Part #14 is the main stay:

It bolts to the head of the frame (just forward of the steering head).
With your tip over, it, (if its bent), will be slight. You really can't take picture of it and see it unless its REALLY BAD.

As noted, the best was is to just sit on the bike, on the CC, and look forward. If its bent, you'll see one side up a little higher, maybe the mirror a little higher.

If its bent back (not likely in your case as the bike WASN'T moving), the space inbetween the fuel tank and furthest part, "tail" of the fairing, may be closer to the tank on one side or the other. I simply slip say my pointy finger and see how far it goes in on each side, should be about the same. A little off isn't a big deal.

The stay, even if it is bent, won't hurt anything, it just bothered the heck out me looking forward and the bike looked crooked...

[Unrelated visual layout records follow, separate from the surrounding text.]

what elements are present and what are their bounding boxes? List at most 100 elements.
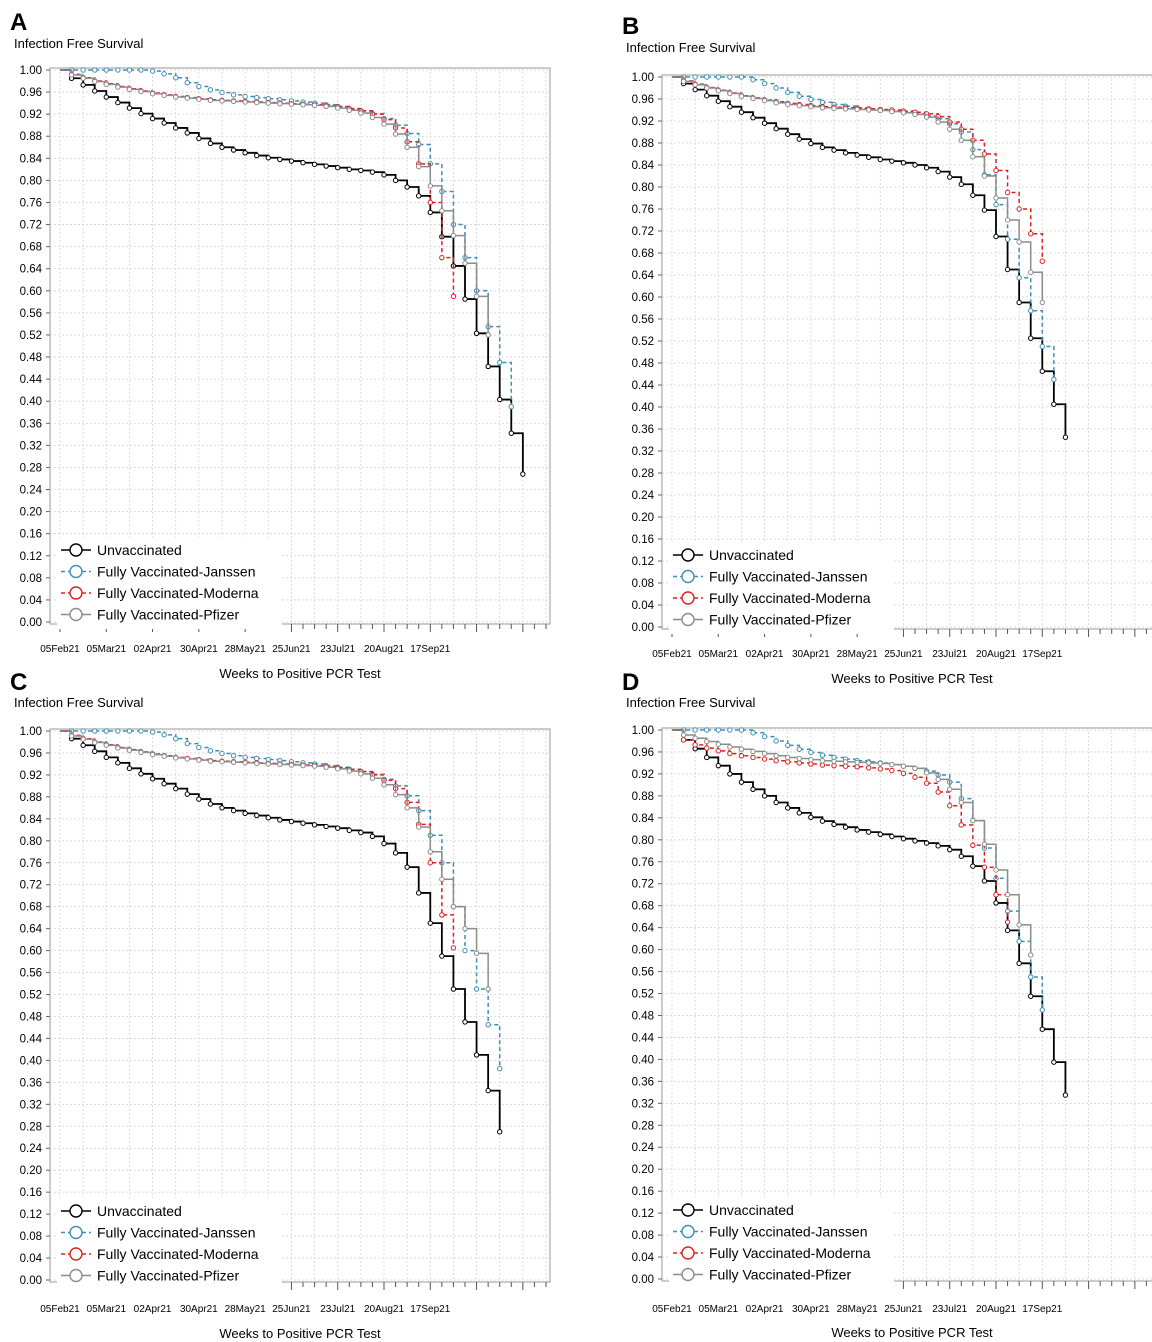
- data-point: [900, 770, 907, 777]
- series-fully-vaccinated-moderna: [672, 729, 1011, 925]
- data-point: [750, 754, 756, 761]
- y-tick-label: 0.24: [632, 490, 655, 502]
- data-point: [819, 752, 826, 758]
- data-point: [439, 953, 445, 959]
- data-point: [923, 114, 930, 120]
- data-point: [288, 158, 295, 164]
- data-point: [1016, 299, 1022, 306]
- data-point: [981, 864, 988, 870]
- data-point: [947, 174, 953, 180]
- data-point: [923, 165, 930, 171]
- y-tick-label: 1.00: [20, 726, 42, 738]
- data-point: [785, 754, 791, 761]
- data-point: [161, 781, 167, 787]
- data-point: [196, 744, 202, 751]
- data-point: [173, 94, 179, 100]
- data-point: [761, 756, 768, 762]
- x-tick-label: 05Feb21: [652, 649, 692, 660]
- data-point: [947, 126, 953, 132]
- data-point: [300, 820, 306, 826]
- data-point: [230, 759, 237, 765]
- legend-swatch-marker: [69, 1247, 83, 1261]
- x-axis-title: Weeks to Positive PCR Test: [831, 1325, 993, 1340]
- y-tick-label: 0.60: [632, 292, 654, 304]
- y-tick-label: 0.60: [20, 286, 42, 298]
- y-tick-label: 0.28: [632, 1120, 654, 1132]
- y-tick-label: 0.36: [20, 1077, 42, 1089]
- data-point: [439, 876, 445, 882]
- x-axis-title: Weeks to Positive PCR Test: [831, 671, 993, 686]
- data-point: [184, 130, 190, 136]
- y-tick-label: 0.88: [20, 792, 42, 804]
- data-point: [773, 758, 779, 764]
- data-point: [230, 147, 237, 153]
- data-point: [80, 75, 86, 81]
- data-point: [727, 744, 733, 750]
- data-point: [854, 827, 860, 833]
- data-point: [369, 169, 376, 175]
- data-point: [462, 1019, 468, 1025]
- data-point: [773, 85, 779, 91]
- y-tick-label: 0.68: [632, 901, 654, 913]
- data-point: [796, 755, 802, 762]
- data-point: [1039, 368, 1045, 374]
- data-point: [300, 160, 306, 166]
- legend: Unvaccinated Fully Vaccinated-Janssen Full…: [57, 1198, 282, 1290]
- data-point: [68, 733, 75, 739]
- data-point: [1062, 434, 1069, 440]
- data-point: [392, 791, 399, 798]
- data-point: [993, 892, 999, 898]
- y-tick-label: 0.00: [632, 1274, 654, 1286]
- data-point: [508, 430, 514, 436]
- data-point: [427, 860, 433, 866]
- data-point: [207, 97, 214, 104]
- x-tick-label: 25Jun21: [884, 1304, 923, 1315]
- data-point: [738, 727, 745, 733]
- data-point: [254, 99, 260, 106]
- y-tick-label: 0.20: [20, 507, 42, 519]
- data-point: [311, 763, 318, 769]
- data-point: [773, 100, 779, 106]
- data-point: [173, 785, 179, 792]
- data-point: [750, 786, 756, 792]
- data-point: [392, 850, 399, 856]
- data-point: [242, 760, 248, 766]
- data-point: [715, 88, 721, 94]
- data-point: [981, 841, 988, 847]
- data-point: [750, 95, 756, 102]
- data-point: [173, 75, 179, 81]
- x-tick-label: 17Sep21: [410, 1304, 450, 1315]
- data-point: [1028, 993, 1034, 999]
- data-point: [796, 93, 802, 99]
- data-point: [80, 736, 86, 742]
- data-point: [520, 471, 526, 477]
- legend-swatch-marker: [69, 1204, 83, 1218]
- data-point: [485, 332, 491, 338]
- x-tick-label: 30Apr21: [180, 1304, 218, 1315]
- y-tick-label: 0.76: [632, 857, 654, 869]
- data-point: [462, 925, 468, 932]
- data-point: [219, 89, 225, 96]
- data-point: [230, 98, 237, 105]
- data-point: [715, 748, 721, 754]
- data-point: [1028, 231, 1034, 237]
- y-tick-label: 0.24: [20, 485, 43, 497]
- data-point: [796, 746, 802, 752]
- data-point: [761, 80, 768, 87]
- data-point: [727, 90, 733, 97]
- data-point: [404, 144, 410, 150]
- y-tick-label: 0.96: [20, 87, 42, 99]
- data-point: [958, 137, 964, 143]
- data-point: [761, 120, 768, 126]
- y-tick-label: 0.20: [632, 512, 654, 524]
- legend-label: Fully Vaccinated-Pfizer: [97, 607, 239, 623]
- x-tick-label: 23Jul21: [932, 649, 967, 660]
- y-tick-label: 0.08: [632, 1230, 654, 1242]
- data-point: [970, 817, 976, 824]
- x-tick-label: 20Aug21: [976, 649, 1016, 660]
- data-point: [450, 903, 457, 910]
- x-tick-label: 05Mar21: [87, 1304, 127, 1315]
- y-tick-label: 0.12: [632, 1208, 654, 1220]
- y-tick-label: 0.40: [20, 396, 42, 408]
- data-point: [149, 776, 156, 782]
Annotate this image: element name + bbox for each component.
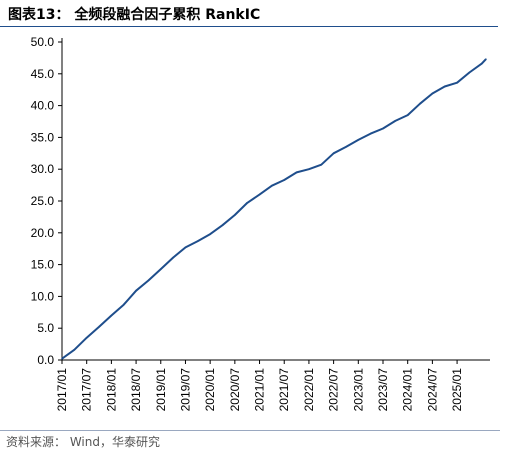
data-point [184,246,187,249]
data-point [172,256,174,259]
data-point [197,240,199,242]
data-point [110,314,113,317]
data-point [468,71,471,74]
data-point [456,81,458,84]
data-point [485,58,487,60]
data-point [85,336,88,339]
data-point [320,163,323,166]
source-divider [0,430,500,431]
data-point [122,303,125,306]
y-tick-label: 40.0 [31,99,55,113]
data-point [234,214,236,216]
x-tick-label: 2017/01 [55,368,69,412]
data-point [258,193,261,196]
chart-title-text: 图表13： 全频段融合因子累积 RankIC [8,7,261,23]
data-point [406,114,409,116]
data-point [481,62,483,65]
chart-title: 图表13： 全频段融合因子累积 RankIC [8,4,498,26]
data-point [357,139,360,141]
y-tick-label: 45.0 [31,67,55,81]
x-tick-label: 2018/01 [104,368,118,412]
data-point [135,289,137,292]
x-tick-label: 2023/01 [351,368,365,412]
y-tick-label: 0.0 [37,353,54,367]
data-point [382,127,384,130]
data-point [98,326,100,328]
data-point [221,224,224,226]
data-point [283,179,286,181]
x-tick-label: 2022/01 [302,368,316,412]
series-layer [61,58,487,360]
data-point [443,85,446,88]
data-point [431,92,434,95]
y-tick-label: 5.0 [37,321,54,335]
source-note: 资料来源： Wind，华泰研究 [6,435,160,449]
y-tick-label: 25.0 [31,194,55,208]
line-chart: 0.0 5.0 10.0 15.0 20.0 25.0 30.0 35.0 40.0 45.0 50… [31,35,490,411]
series-line [61,58,487,360]
title-divider [0,26,498,27]
data-point [295,171,298,174]
data-point [246,202,248,204]
y-tick-label: 15.0 [31,258,55,272]
data-point [332,152,335,155]
y-tick-label: 30.0 [31,162,55,176]
x-tick-label: 2021/01 [253,368,267,412]
y-tick-label: 20.0 [31,226,55,240]
axes [61,38,490,361]
x-tick-label: 2024/01 [401,368,415,412]
data-point [419,102,421,105]
data-point [73,349,76,351]
y-axis-ticks: 0.0 5.0 10.0 15.0 20.0 25.0 30.0 35.0 40.0 45.0 50… [31,35,62,367]
x-tick-label: 2019/07 [178,368,192,412]
data-point [209,233,211,235]
x-tick-label: 2020/07 [228,368,242,412]
y-tick-label: 35.0 [31,130,55,144]
data-point [345,146,347,148]
x-tick-label: 2017/07 [80,368,94,412]
x-tick-label: 2020/01 [203,368,217,412]
data-point [308,168,310,170]
x-tick-label: 2021/07 [277,368,291,412]
x-tick-label: 2018/07 [129,368,143,412]
x-tick-label: 2025/01 [450,368,464,412]
data-point [147,279,150,282]
y-tick-label: 10.0 [31,289,55,303]
x-tick-label: 2019/01 [154,368,168,412]
y-tick-label: 50.0 [31,35,55,49]
data-point [271,184,273,187]
x-tick-label: 2022/07 [327,368,341,412]
x-tick-label: 2023/07 [376,368,390,412]
data-point [61,357,63,360]
data-point [369,132,372,135]
x-axis-ticks: 2017/01 2017/07 2018/01 2018/07 2019/01 2019/… [55,360,464,411]
data-point [160,268,162,270]
x-tick-label: 2024/07 [425,368,439,412]
data-point [394,120,397,122]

Yamaha Motorcycle Parts 2005 FZ6 - FZ6ST COWLING 1 Diagram


Should it be bent, its MUCH EASIER to just replace it.

Double click to enlarge..

Partzilla parts pic & the other pic of my bike, (don't think it'll help at all) with the bent main stay. You can see where the mirrors (two bolts) attach to. It sticks out fairly far and does tend to bend if you fall over hard enough. You can see by the damage on the plastic, the bike was moving a little (he was doing his first wheelie!)